Women are adept at using soft skills and emotional intelligence to better understand their team members and interact with everyone on an individual level. Generally, women are also very calculating. They are not natural risk takers which could be a benefit in these difficult economic conditions.
Unfortunately, there is still a significant salary divide – many women earn less than their male counterparts in the same positions. The input they provide is often ignored and undermined. These conditions can be extremely demoralising for women in the workforce. However, the situation could be significantly improved if more sponsorships exist through which women could grow their skills and confidence, while getting much-needed exposure.
Companies do not necessarily have to implement sponsorship programmes. They can simply acknowledge the role of women in the workplace more noticeably, and highlight the skills and insight they bring to the business.
Continuous training is important, especially given the need for digital transformation. Equally invaluable are sessions designed to uplift women – opportunities where they can discuss their challenges and be motivated by internal or even external game changers. Some women still find the utilities domain intimidating. Identifying with a role model who have already overcome historical disadvantages can encourage and motivate them. This will contribute to a more favourable working environment and boost self-confidence in female employees.

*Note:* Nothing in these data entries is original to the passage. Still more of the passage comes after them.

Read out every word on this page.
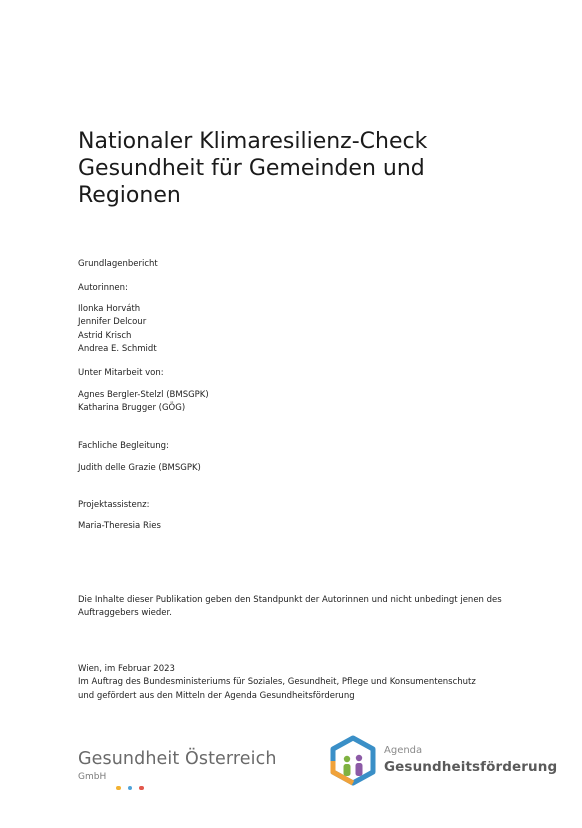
Nationaler Klimaresilienz-Check
Gesundheit für Gemeinden und
Regionen

Grundlagenbericht

Autorinnen:

Ilonka Horváth
Jennifer Delcour
Astrid Krisch
Andrea E. Schmidt

Unter Mitarbeit von:

Agnes Bergler-Stelzl (BMSGPK)
Katharina Brugger (GÖG)

Fachliche Begleitung:

Judith delle Grazie (BMSGPK)

Projektassistenz:

Maria-Theresia Ries

Die Inhalte dieser Publikation geben den Standpunkt der Autorinnen und nicht unbedingt jenen des Auftraggebers wieder.

Wien, im Februar 2023
Im Auftrag des Bundesministeriums für Soziales, Gesundheit, Pflege und Konsumentenschutz
und gefördert aus den Mitteln der Agenda Gesundheitsförderung
Gesundheit Österreich
GmbH
Agenda
Gesundheitsförderung
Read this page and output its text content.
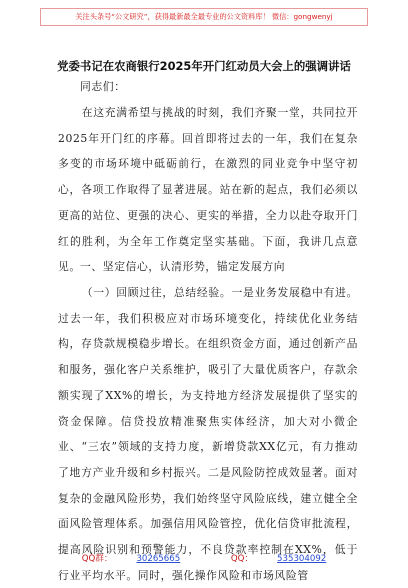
关注头条号“公文研究”，获得最新最全最专业的公文资料库！ 微信：gongwenyj
党委书记在农商银行2025年开门红动员大会上的强调讲话
同志们：
在这充满希望与挑战的时刻，我们齐聚一堂，共同拉开2025年开门红的序幕。回首即将过去的一年，我们在复杂多变的市场环境中砥砺前行，在激烈的同业竞争中坚守初心，各项工作取得了显著进展。站在新的起点，我们必须以更高的站位、更强的决心、更实的举措，全力以赴夺取开门红的胜利，为全年工作奠定坚实基础。下面，我讲几点意见。 一、坚定信心，认清形势，锚定发展方向
（一）回顾过往，总结经验。一是业务发展稳中有进。过去一年，我们积极应对市场环境变化，持续优化业务结构，存贷款规模稳步增长。在组织资金方面，通过创新产品和服务，强化客户关系维护，吸引了大量优质客户，存款余额实现了XX%的增长，为支持地方经济发展提供了坚实的资金保障。信贷投放精准聚焦实体经济，加大对小微企业、“三农”领域的支持力度，新增贷款XX亿元，有力推动了地方产业升级和乡村振兴。二是风险防控成效显著。面对复杂的金融风险形势，我们始终坚守风险底线，建立健全全面风险管理体系。加强信用风险管控，优化信贷审批流程，提高风险识别和预警能力，不良贷款率控制在XX%，低于行业平均水平。同时，强化操作风险和市场风险管
QQ群：	30265665	QQ：	535304092
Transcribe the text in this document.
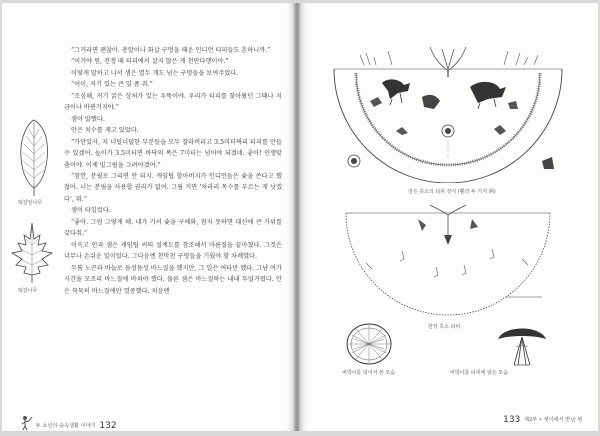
“그거라면 괜찮아. 총알이나 화살 구멍을 때운 인디언 티피들도 흔하니까.”

“이거야 원, 전쟁 때 티피에서 살지 않은 게 천만다행이야.”

이렇게 말하고 나서 샘은 열두 개도 넘는 구멍들을 보여주었다.

“어이, 저기 있는 큰 잎 좀 줘.”

“조심해, 저기 굵은 상처가 있는 우뚝이야. 우리가 티피를 찾아왔던 그때나 지금이나 바뀐거지야.”

샘이 말했다.

안은 치수를 재고 있었다.

“가만있자, 저 너덜너덜한 부분들을 모두 잘라버리고 3.5미터짜리 티피를 만들 수 있겠어. 높이가 3.5미터면 바닥의 폭은 7미터는 넘어야 되겠네. 좋아! 인생맞춤이야. 이제 밑그림을 그려야겠어.”

“참깐, 분필로 그리면 안 되지. 캐임팁 할아버지가 인디언들은 숯을 쓴다고 했잖아. 너는 분필을 사용할 권리가 없어. 그림 거면 ‘차라리 목수를 부르는 게 낫겠다’, 뭐.”

샘이 타일렀다.

“좋아. 그럼 그렇게 해. 네가 가서 숯을 구해와, 참지 못하면 대신에 큰 가위를 갖다줘.”

이윽고 안과 샘은 캐임팁 씨의 설계도를 참조해서 마름질을 끝마쳤다. 그것은 너무나 손쉬운 일이었다. 그다음엔 천막천 구멍들을 기웠야 할 차례였다.

두툼 노끈과 바늘로 듬성듬성 바느질을 했지만, 그 일은 여타만 했다. 그냥 여가시간을 모조리 바느질에 바쳐야 했다. 물론 샘은 바느질하는 내내 투덜거렸다. 안은 묵묵히 바느질에만 열중했다. 처음엔

떡갈잎나무
떡갈나무
두 소년의 숲속생활 이야기 132
검은 혹소의 티피 장식 (뿔의 두 가지 例)
한장 혹소 티피
비박이를 덮어서 본 모습	비박이를 티피에 얹은 모습
133 제2부 • 셋이에서 반난 셈
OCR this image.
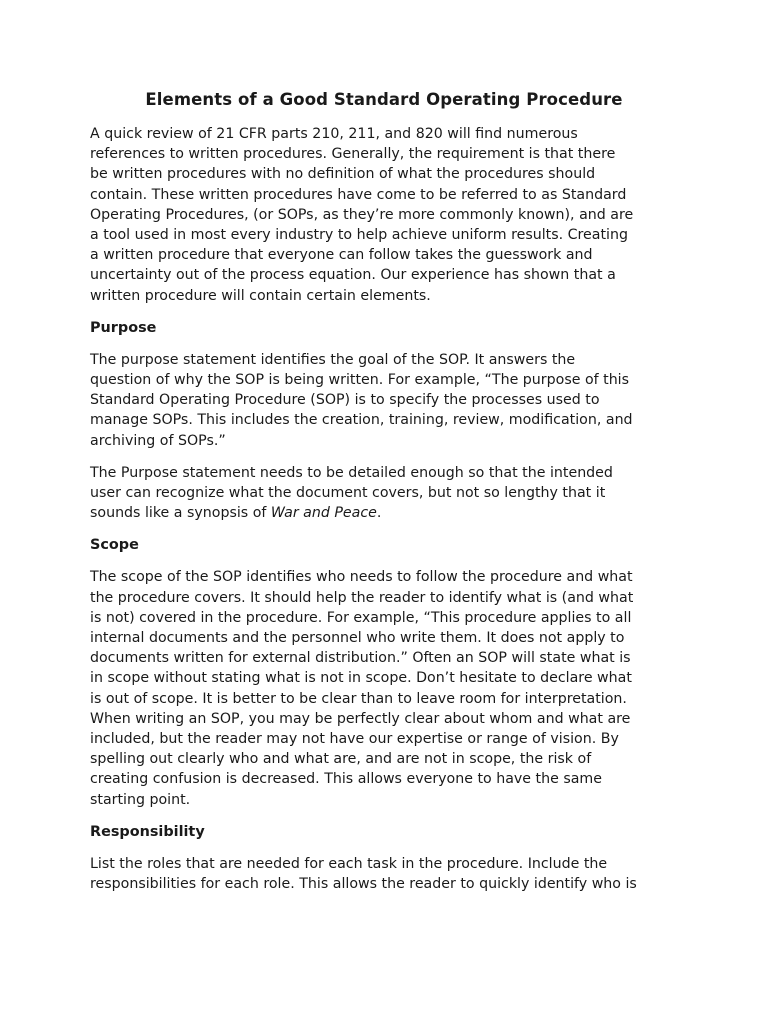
Elements of a Good Standard Operating Procedure

A quick review of 21 CFR parts 210, 211, and 820 will find numerous
references to written procedures. Generally, the requirement is that there
be written procedures with no definition of what the procedures should
contain. These written procedures have come to be referred to as Standard
Operating Procedures, (or SOPs, as they’re more commonly known), and are
a tool used in most every industry to help achieve uniform results. Creating
a written procedure that everyone can follow takes the guesswork and
uncertainty out of the process equation. Our experience has shown that a
written procedure will contain certain elements.

Purpose

The purpose statement identifies the goal of the SOP. It answers the
question of why the SOP is being written. For example, “The purpose of this
Standard Operating Procedure (SOP) is to specify the processes used to
manage SOPs. This includes the creation, training, review, modification, and
archiving of SOPs.”

The Purpose statement needs to be detailed enough so that the intended
user can recognize what the document covers, but not so lengthy that it
sounds like a synopsis of War and Peace.

Scope

The scope of the SOP identifies who needs to follow the procedure and what
the procedure covers. It should help the reader to identify what is (and what
is not) covered in the procedure. For example, “This procedure applies to all
internal documents and the personnel who write them. It does not apply to
documents written for external distribution.” Often an SOP will state what is
in scope without stating what is not in scope. Don’t hesitate to declare what
is out of scope. It is better to be clear than to leave room for interpretation.
When writing an SOP, you may be perfectly clear about whom and what are
included, but the reader may not have our expertise or range of vision. By
spelling out clearly who and what are, and are not in scope, the risk of
creating confusion is decreased. This allows everyone to have the same
starting point.

Responsibility

List the roles that are needed for each task in the procedure. Include the
responsibilities for each role. This allows the reader to quickly identify who is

Significant work can be done at school level to promote careers for girls in STEM (science, technology, engineering, and mathematics). Schools and other learning institutions should consider inviting women in the field to do ad hoc career coaching. More bursaries can also be awarded to girls who want to enter STEM. Organisations can provide internships to girls who want to enter previously male-dominated industries, give them the opportunity to gain experience and develop the confidence they need to embark on such a career.
Times are changing and there are more opportunities for women to enter the workforce than ever. Organisations cannot rest on their laurels – to affect meaningful change, we need to see more women in business.